Nano as a young woman (Photo courtesy: Jonas Pariente).

“It’s not so much about the food but about the power of food or a dish to invoke memories,” said Pariente. “The idea was to create a portrait of that generation of women. Our grandparents belong to a world that was fraught with conflict. Even Natasha’s film alludes to the Partition in India, a time of disturbance and suffering. When you watch these films, you tend to realise the similar experiences that people from all parts of the world were going through – wars, conflict, emigration. In most cases, you’ll see that asking about one recipe organically opens the door to conversations about history and identity.”

In a sequence in Raheja’s film, she is seen helping her grandmother as they cut vegetables for the kadhi. It’s the only time her Nani mentions Pakistan and the event that altered and shaped her life. “My Nani has fond memories of her childhood and regularly tells us stories about Sindh, but at the same time leaving Sindh and not being able to go back was difficult for her,” said Raheja. “I included a single mention of Partition to signal that while my Nani’s memories of Pakistan are a casual part of conversation, there are also silences around the difficulty of having to leave home and not being able to return.”

Natasha Raheja filming her grandmother (Photo courtesy: Natasha Raheja).

The film has a certain sense of comfort.
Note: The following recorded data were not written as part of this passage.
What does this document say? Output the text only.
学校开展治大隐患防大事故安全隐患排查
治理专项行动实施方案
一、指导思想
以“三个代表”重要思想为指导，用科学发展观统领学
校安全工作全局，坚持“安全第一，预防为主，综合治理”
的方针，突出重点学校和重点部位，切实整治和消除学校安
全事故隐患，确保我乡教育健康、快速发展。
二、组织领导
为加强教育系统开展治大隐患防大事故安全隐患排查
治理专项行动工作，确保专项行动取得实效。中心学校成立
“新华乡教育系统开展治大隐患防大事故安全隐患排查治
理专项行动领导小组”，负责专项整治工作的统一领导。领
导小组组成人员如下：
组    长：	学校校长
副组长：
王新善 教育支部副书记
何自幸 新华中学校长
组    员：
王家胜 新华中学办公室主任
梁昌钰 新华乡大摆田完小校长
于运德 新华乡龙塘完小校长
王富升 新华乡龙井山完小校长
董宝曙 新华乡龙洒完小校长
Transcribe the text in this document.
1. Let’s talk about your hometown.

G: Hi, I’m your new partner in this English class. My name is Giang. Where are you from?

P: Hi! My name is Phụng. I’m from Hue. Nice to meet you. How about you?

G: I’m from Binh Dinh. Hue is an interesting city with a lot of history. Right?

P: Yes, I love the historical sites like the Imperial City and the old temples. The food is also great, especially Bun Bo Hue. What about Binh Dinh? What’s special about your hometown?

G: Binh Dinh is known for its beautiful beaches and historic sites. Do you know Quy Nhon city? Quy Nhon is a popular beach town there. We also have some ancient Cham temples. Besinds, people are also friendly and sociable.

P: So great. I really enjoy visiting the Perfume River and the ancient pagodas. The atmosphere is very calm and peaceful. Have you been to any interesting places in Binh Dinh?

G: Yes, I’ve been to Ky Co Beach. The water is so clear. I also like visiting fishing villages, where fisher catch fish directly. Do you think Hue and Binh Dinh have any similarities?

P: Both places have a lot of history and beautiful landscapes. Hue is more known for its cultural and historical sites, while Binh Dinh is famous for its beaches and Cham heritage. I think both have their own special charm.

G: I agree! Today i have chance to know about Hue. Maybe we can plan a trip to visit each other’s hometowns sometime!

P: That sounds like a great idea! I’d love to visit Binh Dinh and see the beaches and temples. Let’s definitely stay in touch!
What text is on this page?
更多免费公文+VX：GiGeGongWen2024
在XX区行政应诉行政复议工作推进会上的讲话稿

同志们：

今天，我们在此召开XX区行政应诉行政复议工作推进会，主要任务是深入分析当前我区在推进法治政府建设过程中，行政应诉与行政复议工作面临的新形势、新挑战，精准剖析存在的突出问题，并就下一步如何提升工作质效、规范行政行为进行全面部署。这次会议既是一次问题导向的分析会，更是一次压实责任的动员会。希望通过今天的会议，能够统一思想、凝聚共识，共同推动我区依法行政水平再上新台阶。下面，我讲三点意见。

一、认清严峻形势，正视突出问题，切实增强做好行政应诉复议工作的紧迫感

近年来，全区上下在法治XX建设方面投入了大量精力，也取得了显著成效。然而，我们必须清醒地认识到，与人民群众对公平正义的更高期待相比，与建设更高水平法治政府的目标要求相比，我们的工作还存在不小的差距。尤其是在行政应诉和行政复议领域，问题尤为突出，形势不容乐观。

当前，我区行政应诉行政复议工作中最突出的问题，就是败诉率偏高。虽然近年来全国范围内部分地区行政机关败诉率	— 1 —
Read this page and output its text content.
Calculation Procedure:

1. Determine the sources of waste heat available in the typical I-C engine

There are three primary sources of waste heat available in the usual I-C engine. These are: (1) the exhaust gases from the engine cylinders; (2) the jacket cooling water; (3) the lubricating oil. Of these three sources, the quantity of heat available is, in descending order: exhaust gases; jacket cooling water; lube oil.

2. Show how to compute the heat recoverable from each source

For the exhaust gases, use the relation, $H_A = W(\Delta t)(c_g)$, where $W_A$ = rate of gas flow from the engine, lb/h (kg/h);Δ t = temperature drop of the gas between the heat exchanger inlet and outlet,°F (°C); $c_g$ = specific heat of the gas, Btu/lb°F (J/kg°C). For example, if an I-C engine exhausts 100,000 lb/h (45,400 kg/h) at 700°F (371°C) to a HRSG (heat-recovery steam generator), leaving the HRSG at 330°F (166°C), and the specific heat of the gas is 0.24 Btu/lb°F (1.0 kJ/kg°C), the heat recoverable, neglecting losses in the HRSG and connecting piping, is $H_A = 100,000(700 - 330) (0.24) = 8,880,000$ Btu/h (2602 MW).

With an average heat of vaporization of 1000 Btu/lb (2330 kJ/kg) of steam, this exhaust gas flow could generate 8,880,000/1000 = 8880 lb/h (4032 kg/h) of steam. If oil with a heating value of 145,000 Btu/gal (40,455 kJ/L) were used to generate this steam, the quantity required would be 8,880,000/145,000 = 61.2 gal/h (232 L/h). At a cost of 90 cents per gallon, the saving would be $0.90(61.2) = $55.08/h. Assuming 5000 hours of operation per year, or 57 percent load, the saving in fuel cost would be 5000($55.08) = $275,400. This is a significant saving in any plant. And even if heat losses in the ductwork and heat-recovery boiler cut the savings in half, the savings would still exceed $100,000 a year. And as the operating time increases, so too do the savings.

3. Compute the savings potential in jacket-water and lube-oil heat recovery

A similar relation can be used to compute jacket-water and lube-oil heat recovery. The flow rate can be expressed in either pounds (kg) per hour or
It’s not an intruder with a camera in Dodani’s home, asking her questions – it’s a day spent with her granddaughter. “She was open to the idea of being filmed but told me she ‘does not like mashoori’ (fame),” said Raheja. “At first, she was concerned that her sisters-in-law might think she is attracting too much attention. In front of the camera, she was at ease going about her regular activities and giving me instructions. She is used to me following her around and sticking to her. One of her nicknames for me is chipkali, or gecko, because of the way I stick and cling to her. When filming, I was a chipkali with a camera.”

Raheja’s grandfather, too, makes appearances in the film – walking around, reading a newspaper or enjoying the Sindhi kadhi with great relish. “I think she did a great job with the character of the grandpa,” said Pariente. “He doesn’t say a single thing and yet she made it a very comedic character. The way he throws the towel in the opening kitchen sequence is amazing.”

Grandmas Project features grandmothers from across cultures – from France, making soufflés; from Croatia, making knedle meatballs; or from Lebanon, demonstrating how to make the delicate mehchi, a dish of stuffed peppers. The grandchildren who make these films and briefly feature in them, have all talked about how their grandmothers are the one connection they have to where they immigrated from.

For Raheja, filming her grandmother was a way to observe her “gentle grace through a camera eye. When she cooks, she pays attention to how things look, feel, taste, and smell, not exact measurements or timings. In working on this film, I thought about the role of food in mediating relationships and building intimacy. I thought of how making and eating meals together can be a generative act, not only a consumptive one. I thought of how my grandma is a source of nourishment for our family. I thought about the gendering of domestic work. I thought about how patriarchy shapes who cooks and who gets cooked for.”

The project also invites those who are not filmmakers to share their grandmothers’ stories with simple pictures. For instance, Anita Kumar from Mumbai shared a picture of her 90-year-old grandmother and sent in the recipe of marundhu, a sweet dish that shaped her memories of celebrating Diwali with her grandmother. She wrote about her grandmother’s outstanding cooking skills that she partly learnt from her mother and partly during her travels with her husband who was with the British Navy.

“Our grandparents’ generation was the last one that made everything by hand, the last one that cared to carry on the traditional recipes of their culture and families,” said Pariente. “I also feel we need to preserve this legacy.”